I feel excited when Nancy say this. I want to see her straight away. “Where they go today?” I ask.
Nancy clear away empty soup bowls. “They’ve gone to play with friends. There’s another set of twins in their class at school. I’ve got to go pick them up at four.”
It three o’clock already. Time, it go too quick. I want stay forever and find lost years. I want make new years together. I want to live in family of two children, three parent.
“Mrs Milne, perhaps Jennifer want to learn Chinese?” I say, short of time.
Nancy she at sink, filling kettle. Her shoulders look tense. I know I say something forbidden. She not stop getting cups from cupboard, keeping hands busy so she not have to look at me.
“We’re just not sure it’s a good idea, May.”
“She like China, no?”
“Yeah, she does.”
“Then it good to learn language. Improve understanding of culture.”

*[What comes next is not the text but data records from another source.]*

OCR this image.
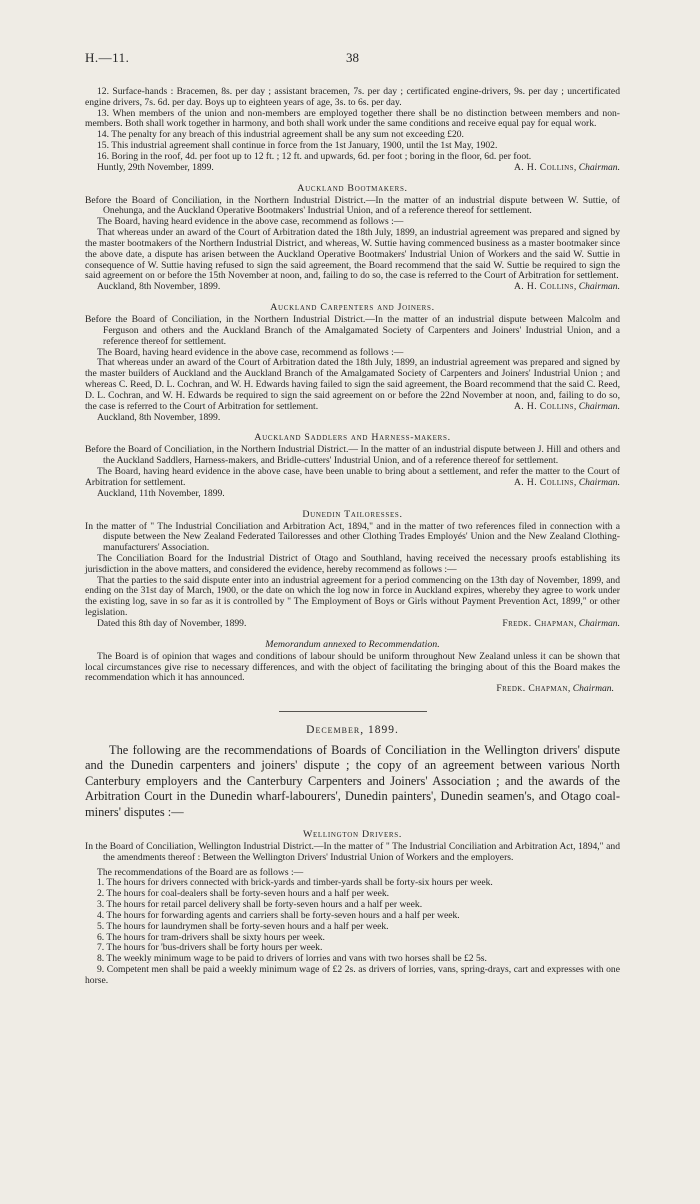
H.—11.	38

12. Surface-hands : Bracemen, 8s. per day ; assistant bracemen, 7s. per day ; certificated engine-drivers, 9s. per day ; uncertificated engine drivers, 7s. 6d. per day. Boys up to eighteen years of age, 3s. to 6s. per day.

13. When members of the union and non-members are employed together there shall be no distinction between members and non-members. Both shall work together in harmony, and both shall work under the same conditions and receive equal pay for equal work.

14. The penalty for any breach of this industrial agreement shall be any sum not exceeding £20.

15. This industrial agreement shall continue in force from the 1st January, 1900, until the 1st May, 1902.

16. Boring in the roof, 4d. per foot up to 12 ft. ; 12 ft. and upwards, 6d. per foot ; boring in the floor, 6d. per foot.
A. H. Collins, Chairman.

Huntly, 29th November, 1899.

Auckland Bootmakers.

Before the Board of Conciliation, in the Northern Industrial District.—In the matter of an industrial dispute between W. Suttie, of Onehunga, and the Auckland Operative Bootmakers' Industrial Union, and of a reference thereof for settlement.

The Board, having heard evidence in the above case, recommend as follows :—

That whereas under an award of the Court of Arbitration dated the 18th July, 1899, an industrial agreement was prepared and signed by the master bootmakers of the Northern Industrial District, and whereas, W. Suttie having commenced business as a master bootmaker since the above date, a dispute has arisen between the Auckland Operative Bootmakers' Industrial Union of Workers and the said W. Suttie in consequence of W. Suttie having refused to sign the said agreement, the Board recommend that the said W. Suttie be required to sign the said agreement on or before the 15th November at noon, and, failing to do so, the case is referred to the Court of Arbitration for settlement.
A. H. Collins, Chairman.

Auckland, 8th November, 1899.

Auckland Carpenters and Joiners.

Before the Board of Conciliation, in the Northern Industrial District.—In the matter of an industrial dispute between Malcolm and Ferguson and others and the Auckland Branch of the Amalgamated Society of Carpenters and Joiners' Industrial Union, and a reference thereof for settlement.

The Board, having heard evidence in the above case, recommend as follows :—

That whereas under an award of the Court of Arbitration dated the 18th July, 1899, an industrial agreement was prepared and signed by the master builders of Auckland and the Auckland Branch of the Amalgamated Society of Carpenters and Joiners' Industrial Union ; and whereas C. Reed, D. L. Cochran, and W. H. Edwards having failed to sign the said agreement, the Board recommend that the said C. Reed, D. L. Cochran, and W. H. Edwards be required to sign the said agreement on or before the 22nd November at noon, and, failing to do so, the case is referred to the Court of Arbitration for settlement.	A. H. Collins, Chairman.

Auckland, 8th November, 1899.

Auckland Saddlers and Harness-makers.

Before the Board of Conciliation, in the Northern Industrial District.— In the matter of an industrial dispute between J. Hill and others and the Auckland Saddlers, Harness-makers, and Bridle-cutters' Industrial Union, and of a reference thereof for settlement.

The Board, having heard evidence in the above case, have been unable to bring about a settlement, and refer the matter to the Court of Arbitration for settlement.	A. H. Collins, Chairman.

Auckland, 11th November, 1899.

Dunedin Tailoresses.

In the matter of " The Industrial Conciliation and Arbitration Act, 1894," and in the matter of two references filed in connection with a dispute between the New Zealand Federated Tailoresses and other Clothing Trades Employés' Union and the New Zealand Clothing-manufacturers' Association.

The Conciliation Board for the Industrial District of Otago and Southland, having received the necessary proofs establishing its jurisdiction in the above matters, and considered the evidence, hereby recommend as follows :—

That the parties to the said dispute enter into an industrial agreement for a period commencing on the 13th day of November, 1899, and ending on the 31st day of March, 1900, or the date on which the log now in force in Auckland expires, whereby they agree to work under the existing log, save in so far as it is controlled by " The Employment of Boys or Girls without Payment Prevention Act, 1899," or other legislation.

Dated this 8th day of November, 1899.	Fredk. Chapman, Chairman.

Memorandum annexed to Recommendation.

The Board is of opinion that wages and conditions of labour should be uniform throughout New Zealand unless it can be shown that local circumstances give rise to necessary differences, and with the object of facilitating the bringing about of this the Board makes the recommendation which it has announced.

Fredk. Chapman, Chairman.

December, 1899.

The following are the recommendations of Boards of Conciliation in the Wellington drivers' dispute and the Dunedin carpenters and joiners' dispute ; the copy of an agreement between various North Canterbury employers and the Canterbury Carpenters and Joiners' Association ; and the awards of the Arbitration Court in the Dunedin wharf-labourers', Dunedin painters', Dunedin seamen's, and Otago coal-miners' disputes :—

Wellington Drivers.

In the Board of Conciliation, Wellington Industrial District.—In the matter of " The Industrial Conciliation and Arbitration Act, 1894," and the amendments thereof : Between the Wellington Drivers' Industrial Union of Workers and the employers.

The recommendations of the Board are as follows :—

1. The hours for drivers connected with brick-yards and timber-yards shall be forty-six hours per week.

2. The hours for coal-dealers shall be forty-seven hours and a half per week.

3. The hours for retail parcel delivery shall be forty-seven hours and a half per week.

4. The hours for forwarding agents and carriers shall be forty-seven hours and a half per week.

5. The hours for laundrymen shall be forty-seven hours and a half per week.

6. The hours for tram-drivers shall be sixty hours per week.

7. The hours for 'bus-drivers shall be forty hours per week.

8. The weekly minimum wage to be paid to drivers of lorries and vans with two horses shall be £2 5s.

9. Competent men shall be paid a weekly minimum wage of £2 2s. as drivers of lorries, vans, spring-drays, cart and expresses with one horse.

Nancy rub her head like she rubbing away bad thought. “It’s just … I suppose it is the right thing to do,” she say to herself. “I can’t keep her to myself forever. You’re right, Jen should be able to learn Chinese if she wants to. It’s only fair that she finds out for herself.”
I have no idea the decision is so hard for Nancy. I think it only me who has to make tough choice about whether daughters they stay or go.
“I have very competitive rates!”
Nancy give a broken laugh. I wonder why? Money big consideration; important to know how much lesson cost before she agree. I set careful price. Same as guitar lesson. I check the Indian shop window.